You can see here which files are synced from the terraform-azurerm-avm-template
repository.
- Set environment variables
# Linux/MacOS
export GITHUB_REPOSITORY_OWNER=Azure
export GITHUB_REPOSITORY=Azure/terraform-azurerm-avm-res-<RP>-<modulename>"
# Windows
$env:GITHUB_REPOSITORY_OWNER="Azure"
$env:GITHUB_REPOSITORY="Azure/terraform-azurerm-avm-res-<RP>-<modulename>"
- Run grept
# Linux/MacOS
./avm grept-apply
# Windows
avm.bat grept-apply
Once the development of the module has been completed, get the module reviewed from the AVM Core team by following the AVM Review of Terraform Modules process here which is a pre-requisite for the next step.
Once a module has been reviewed and is ready to be published, follow the below steps to publish the module to the HashiCorp Registry.
Ensure your module is ready for publishing:
- Create a tag for the module version you want to publish.
- Create tag:
git tag -a 0.1.0 -m "0.1.0"
- Push tag:
git push
- Create a release on Github based on the tag you just created.
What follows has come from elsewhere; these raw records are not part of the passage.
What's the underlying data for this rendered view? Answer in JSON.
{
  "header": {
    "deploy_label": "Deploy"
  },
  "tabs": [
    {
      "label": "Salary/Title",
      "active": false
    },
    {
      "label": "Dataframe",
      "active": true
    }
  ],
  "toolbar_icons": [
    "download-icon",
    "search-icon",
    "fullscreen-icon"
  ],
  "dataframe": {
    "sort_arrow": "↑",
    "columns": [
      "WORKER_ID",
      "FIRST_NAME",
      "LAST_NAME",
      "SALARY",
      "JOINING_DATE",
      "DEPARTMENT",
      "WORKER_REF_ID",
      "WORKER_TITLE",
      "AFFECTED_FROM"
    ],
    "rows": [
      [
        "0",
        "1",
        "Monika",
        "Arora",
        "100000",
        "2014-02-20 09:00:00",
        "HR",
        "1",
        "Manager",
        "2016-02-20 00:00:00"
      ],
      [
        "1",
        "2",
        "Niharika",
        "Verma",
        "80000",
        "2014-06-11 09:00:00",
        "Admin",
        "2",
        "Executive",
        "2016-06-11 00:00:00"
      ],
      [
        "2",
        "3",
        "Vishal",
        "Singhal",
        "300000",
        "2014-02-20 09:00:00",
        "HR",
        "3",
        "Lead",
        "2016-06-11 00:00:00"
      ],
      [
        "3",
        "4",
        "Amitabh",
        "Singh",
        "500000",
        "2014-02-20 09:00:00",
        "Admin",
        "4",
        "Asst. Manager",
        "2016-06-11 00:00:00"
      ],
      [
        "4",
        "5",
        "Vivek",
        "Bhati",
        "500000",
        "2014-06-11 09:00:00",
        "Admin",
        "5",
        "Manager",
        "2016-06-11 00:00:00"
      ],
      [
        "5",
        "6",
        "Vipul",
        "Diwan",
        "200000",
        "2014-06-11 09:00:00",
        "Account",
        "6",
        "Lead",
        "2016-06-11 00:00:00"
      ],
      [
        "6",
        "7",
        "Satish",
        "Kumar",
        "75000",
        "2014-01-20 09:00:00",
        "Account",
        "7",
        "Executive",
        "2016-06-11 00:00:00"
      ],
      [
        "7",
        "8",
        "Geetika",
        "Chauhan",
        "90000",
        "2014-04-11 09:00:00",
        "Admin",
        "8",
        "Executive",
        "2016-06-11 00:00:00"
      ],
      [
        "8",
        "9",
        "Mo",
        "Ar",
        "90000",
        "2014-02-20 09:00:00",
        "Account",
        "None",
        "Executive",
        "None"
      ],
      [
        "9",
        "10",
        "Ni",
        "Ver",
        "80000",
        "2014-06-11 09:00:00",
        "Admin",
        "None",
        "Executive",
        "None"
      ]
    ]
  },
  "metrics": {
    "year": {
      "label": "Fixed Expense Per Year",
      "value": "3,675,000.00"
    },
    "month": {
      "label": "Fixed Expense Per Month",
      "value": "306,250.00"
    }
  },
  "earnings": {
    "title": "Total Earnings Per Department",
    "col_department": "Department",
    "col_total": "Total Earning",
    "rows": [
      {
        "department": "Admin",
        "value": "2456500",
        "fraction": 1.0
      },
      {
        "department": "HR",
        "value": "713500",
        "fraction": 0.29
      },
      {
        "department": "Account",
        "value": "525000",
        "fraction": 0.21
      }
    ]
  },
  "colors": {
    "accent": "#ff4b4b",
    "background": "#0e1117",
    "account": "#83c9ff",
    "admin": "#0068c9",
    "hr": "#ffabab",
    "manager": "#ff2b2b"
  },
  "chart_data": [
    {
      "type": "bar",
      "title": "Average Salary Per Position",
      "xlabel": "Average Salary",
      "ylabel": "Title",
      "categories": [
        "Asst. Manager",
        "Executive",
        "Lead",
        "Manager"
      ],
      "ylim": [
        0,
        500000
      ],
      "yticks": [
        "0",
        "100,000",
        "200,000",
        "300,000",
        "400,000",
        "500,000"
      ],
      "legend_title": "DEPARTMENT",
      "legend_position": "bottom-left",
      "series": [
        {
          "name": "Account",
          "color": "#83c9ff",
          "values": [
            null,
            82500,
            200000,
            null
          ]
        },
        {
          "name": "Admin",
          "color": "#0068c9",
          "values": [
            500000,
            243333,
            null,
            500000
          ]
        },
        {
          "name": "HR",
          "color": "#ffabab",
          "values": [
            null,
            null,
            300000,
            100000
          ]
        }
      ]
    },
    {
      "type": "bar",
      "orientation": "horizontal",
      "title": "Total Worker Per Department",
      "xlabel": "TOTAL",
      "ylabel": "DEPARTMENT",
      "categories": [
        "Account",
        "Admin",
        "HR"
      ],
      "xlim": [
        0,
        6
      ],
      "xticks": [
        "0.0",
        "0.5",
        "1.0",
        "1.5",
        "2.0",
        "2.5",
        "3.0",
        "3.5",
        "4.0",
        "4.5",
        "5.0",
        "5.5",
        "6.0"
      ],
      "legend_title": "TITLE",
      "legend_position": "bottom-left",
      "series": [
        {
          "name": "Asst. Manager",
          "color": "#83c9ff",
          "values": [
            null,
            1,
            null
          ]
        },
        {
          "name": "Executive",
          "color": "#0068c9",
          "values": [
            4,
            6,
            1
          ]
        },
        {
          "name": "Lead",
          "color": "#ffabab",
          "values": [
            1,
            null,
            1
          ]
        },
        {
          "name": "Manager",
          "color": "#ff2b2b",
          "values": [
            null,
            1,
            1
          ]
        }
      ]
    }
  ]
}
Make sure to generate the release notes using the
Generate release notes
button. - Optional: Instead of creating the tag via git cli, you can also create both the tag and release via Github UI. Just go to the releases tab and click on
Draft a new release
. Make sure to create the tag from themain
branch.
- Elevate your respository access using the Open Source Management Portal (aka.ms/opensource/portal).
- Sign in to the HashiCorp Registry using GitHub.
- Publish a module by selecting the
Publish
button in the top right corner, thenModule
- Select the repository and accept the terms.
Once a module gets updated and becomes a new version/release it will be automatically published with the latest published release version to the HashiCorp Registry.